Die Ausstellung «Die Schweiz anderswo» zeigt Geschichten von einzelnen Menschen und Gruppen, die exemplarisch aufzeigen, wie die Schweiz auf aller Welt in unterschiedlichsten Formen präsent ist – und wie das Land punkto Migration kein Sonderfall ist. Einerseits gibt es Geschichten von Menschen, die auswanderten, weil sie in der Schweiz von Armut geplagt waren und sich erhofften, ihr Glück anderswo zu finden. Zeitweise hat der Bund sogar Menschen subventioniert, wenn sie auswandern wollten. Andererseits sind es Geschichten von blosser Abenteuerlust oder von starken Missionsgedanken. Es gibt Unternehmer, die in der «Fremde» erfolgreich Plantagen betrieben und Kolonialherren waren, die also auch mitverantwortlich an den negativen Auswirkungen des Kolonialismus waren. Es gibt Missionare oder Medizinerinnen, die gutes Tun wollten und sogar mithalfen, die Sklaverei in Westafrika abzuschaffen.

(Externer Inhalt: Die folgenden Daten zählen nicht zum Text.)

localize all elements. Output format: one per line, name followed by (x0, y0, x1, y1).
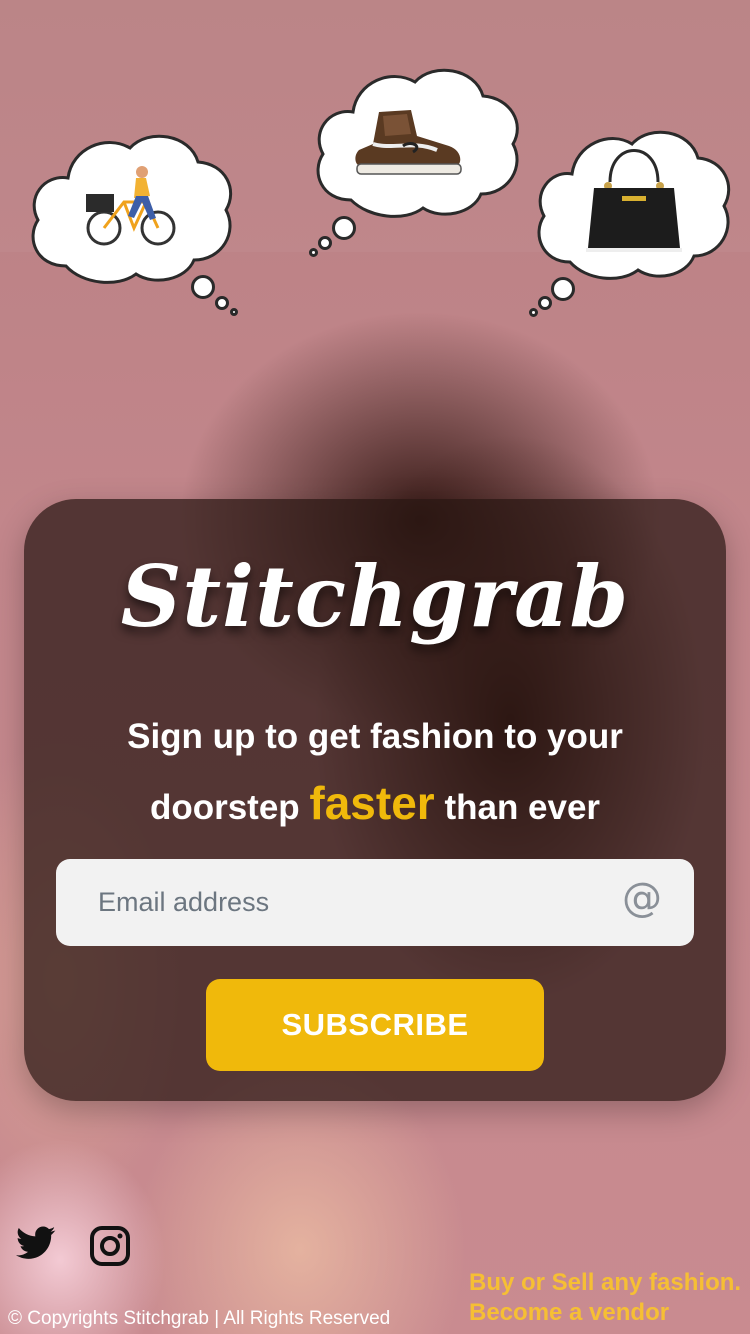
handbag-icon (584, 130, 684, 254)
delivery-bicycle-icon (84, 162, 178, 250)
subscribe-button[interactable]: SUBSCRIBE (206, 979, 544, 1071)
instagram-icon[interactable] (89, 1225, 131, 1271)
thought-dot (538, 296, 552, 310)
tagline-accent: faster (309, 777, 435, 829)
thought-cloud-handbag (532, 128, 736, 286)
thought-dot (215, 296, 229, 310)
email-field-container: @ (56, 859, 694, 946)
brand-logo-text: Stitchgrab (120, 547, 630, 646)
twitter-icon[interactable] (16, 1226, 56, 1264)
thought-cloud-delivery (26, 128, 238, 290)
thought-dot (551, 277, 575, 301)
sneaker-icon (353, 106, 465, 178)
thought-dot (529, 308, 538, 317)
thought-dot (318, 236, 332, 250)
vendor-cta[interactable]: Buy or Sell any fashion. Become a vendor (469, 1268, 750, 1328)
thought-dot (332, 216, 356, 240)
vendor-line-1: Buy or Sell any fashion. (469, 1269, 742, 1296)
copyright-text: © Copyrights Stitchgrab | All Rights Res… (8, 1308, 391, 1329)
thought-dot (309, 248, 318, 257)
signup-card: Stitchgrab Sign up to get fashion to you… (24, 499, 726, 1101)
thought-dot (191, 275, 215, 299)
become-vendor-link[interactable]: Become a vendor (469, 1298, 750, 1328)
thought-dot (230, 308, 238, 316)
tagline-text-end: than ever (444, 788, 601, 827)
at-sign-icon: @ (622, 875, 662, 921)
email-field[interactable] (96, 886, 600, 919)
tagline: Sign up to get fashion to your doorstep … (64, 704, 686, 841)
thought-cloud-sneaker (311, 66, 525, 224)
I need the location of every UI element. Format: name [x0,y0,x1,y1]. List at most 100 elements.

Gleichzeitig erzählt die Ausstellung die Geschichte von Menschen, die wieder zurück kehrten in die Schweiz und plötzlich fremd im eigenen Land waren, zum Beispiel die Rückkehrerfamilien aus Russland, die nach der russischen Revolution alles Hab und Gut verloren und bettelarm in die Schweiz remigrierten, wo sie nicht wirklich mit offenen Armen empfangen wurden.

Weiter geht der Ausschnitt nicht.